Next (NXT) is ‘weathering the retail storm’ as it enjoyed a rise in half-year profits, the store’s boss revealed. Lord Wolfson, 51, said his business was adapting well to the online world. The Brexiteer shrugged aside the issue of political uncertainty, saying customers’ buying habits were affected more by the weather. His comments came as a struggling High Street saw retail sales fall 0.2% in August after a healthy summer, the Office for National Statistics reported. Online sales also tumbled 3.2%, the biggest fall since May 2015. An ONS spokesman said: ‘Shoppers spent less on both food and clothing while department stores resumed their downward trend after a brief rally in July.’ But Next – which this week launched a collection by TV presenter Emma Willis – said profits in the six months to July were 2.7% higher than in same period last year at £320million.
Royal Mail (RMG) has admitted its parcels arm broke competition laws by striking a deal with a smaller firm to not approach each other’s customers. The ‘anti-competitive agreement’ between Parcelforce Worldwide and Salegroup, a Nottinghamshire-based delivery firm trading as Despatch Bay, ran from August 2013 to May 2018, said communications watchdog Ofcom. It saw them share details of customers so they would not approach the same ones. This meant some customers who could have been offered a cheaper price for services by one firm or the other were never contacted, leading to less competition and higher prices.

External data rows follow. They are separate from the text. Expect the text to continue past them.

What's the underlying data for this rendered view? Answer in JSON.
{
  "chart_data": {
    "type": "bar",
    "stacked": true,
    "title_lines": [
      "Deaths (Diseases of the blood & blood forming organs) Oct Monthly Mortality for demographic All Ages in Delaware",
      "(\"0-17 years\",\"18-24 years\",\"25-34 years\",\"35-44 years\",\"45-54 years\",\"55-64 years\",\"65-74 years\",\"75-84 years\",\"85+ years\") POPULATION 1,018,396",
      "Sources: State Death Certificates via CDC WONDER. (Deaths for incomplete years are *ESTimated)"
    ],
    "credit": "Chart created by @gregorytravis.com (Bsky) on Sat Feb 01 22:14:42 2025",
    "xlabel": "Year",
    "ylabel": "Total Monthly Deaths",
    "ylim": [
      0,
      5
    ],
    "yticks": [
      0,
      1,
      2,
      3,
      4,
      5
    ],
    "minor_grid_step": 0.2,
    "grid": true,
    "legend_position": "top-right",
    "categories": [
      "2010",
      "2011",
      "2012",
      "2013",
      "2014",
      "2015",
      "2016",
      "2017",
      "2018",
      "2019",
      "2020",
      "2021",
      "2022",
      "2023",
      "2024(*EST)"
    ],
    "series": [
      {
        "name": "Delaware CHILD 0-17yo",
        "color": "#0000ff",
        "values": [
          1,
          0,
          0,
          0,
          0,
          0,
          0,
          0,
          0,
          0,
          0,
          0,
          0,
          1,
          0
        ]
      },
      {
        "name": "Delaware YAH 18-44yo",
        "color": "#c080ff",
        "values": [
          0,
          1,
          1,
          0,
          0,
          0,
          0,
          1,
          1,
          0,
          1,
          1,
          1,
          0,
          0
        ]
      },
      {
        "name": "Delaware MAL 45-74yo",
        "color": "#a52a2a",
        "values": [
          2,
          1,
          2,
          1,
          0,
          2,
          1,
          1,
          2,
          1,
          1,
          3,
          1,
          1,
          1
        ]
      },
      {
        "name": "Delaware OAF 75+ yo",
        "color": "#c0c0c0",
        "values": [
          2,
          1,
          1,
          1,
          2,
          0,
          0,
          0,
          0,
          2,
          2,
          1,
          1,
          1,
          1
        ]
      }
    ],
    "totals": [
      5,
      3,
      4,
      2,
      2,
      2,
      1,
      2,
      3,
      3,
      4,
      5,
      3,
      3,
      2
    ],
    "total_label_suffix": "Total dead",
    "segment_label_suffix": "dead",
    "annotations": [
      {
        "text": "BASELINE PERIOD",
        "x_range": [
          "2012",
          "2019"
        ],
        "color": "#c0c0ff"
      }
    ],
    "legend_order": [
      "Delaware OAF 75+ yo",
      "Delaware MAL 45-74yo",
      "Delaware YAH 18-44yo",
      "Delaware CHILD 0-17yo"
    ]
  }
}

Kier Group (KIE) chairman is quitting as the embattled contractor announced a £245million loss yesterday. Philip Cox will step down as soon as a successor is found, the company said. He has been chairman since August 2017 but, since then, Kier’s shares have plunged nearly 90% as the company has been rocked by crisis after crisis. The company has had an emergency cash call shunned by shareholders, ousted former boss Haydn Mursell, disclosed an accounting error and has warned on profits.
Troubled De La Rue (DLAR) has been sniffing around for a contract to print money in Sudan. The 206-year-old passport and banknote business, which is reeling from the loss of the contract to print British passports, has been chasing Sudanese officials in London and is poised to put itself forward if the government in Khartoum requests formal bids, sources said. The Serious Fraud Office, however, is currently investigating De La Rue over suspected corruption in Sudan’s neighbour, South Sudan. The Basingstoke-based firm – which has a regional manufacturing facility in East Africa – designed and printed South Sudan’s maiden currency when it broke away from Sudan in 2011.
Hargreaves Lansdown (HL.) announced the removal of its exit charges today and called for all its rivals to do the same. The move follows the lead of Interactive Investor and Fidelity, which have already scrapped the controversial fees that hinder competition by putting a barrier up for investors who want to switch to another platform. Hargreaves Lansdown’s decision also comes ahead of a potential ban on exit fees, with the financial watchdog having threatened such a move. Hargreaves Lansdown scrapped nine of its charges in a ‘simplification of its fee structure’ including its transfer fees, which were £25 for transferring cash or £25 per holding. Its account closure fee, which was previously £25 plus VAT, has also been removed.
Petards Group (PEG) warned profits would be hit by delays to some of its orders, which it blamed on the time it takes contract decisions to be made by the Department for Transport. The security and surveillance systems developer also revealed that pre-tax profits had fallen by almost 60% to £206,000 in the six months to June 30 when compared with the same period of 2018, as turnover fell 8% to £8.9million and the firm plunged into debt.
IG Group Holdings (IGG) shares surged after it posted first-quarter turnover of £129.1million – up by the thinnest of margins from £128.9million last year. Investors breathed a sigh of relief as the spread-betting firm added more customers and cashed in on the rollercoaster ride that took over global stock markets in August. A candidate has also been lined up to replace outgoing chairman Andy Green, who stepped down after the annual meeting yesterday, though the replacement needs a green light from regulators. IG’s expectation-beating results were described as a ‘robust performance’ by Shore Capital analysts, in what is seasonally a slower quarter.
Saga (SAGA) rocketed 16.3% higher to 52.8p, despite profits tumbling by more than 50% to £52.8million. The group kept its previous guidance for the full-year, reassuring traders. And it also had an encouraging start to new, three-year fixed-price home and motor insurance policies, selling 175,000 during the first half. Chief executive Lance Batchelor, who will leave in January, said Saga was ‘open minded’ about its future after US activist investor Elliott bought a 5% stake. Batchelor looks likely to hit the ground running when he leaves. As well as plans to do lots of sailing, he has agreed to be chairman of one company and is in talks to chair another two.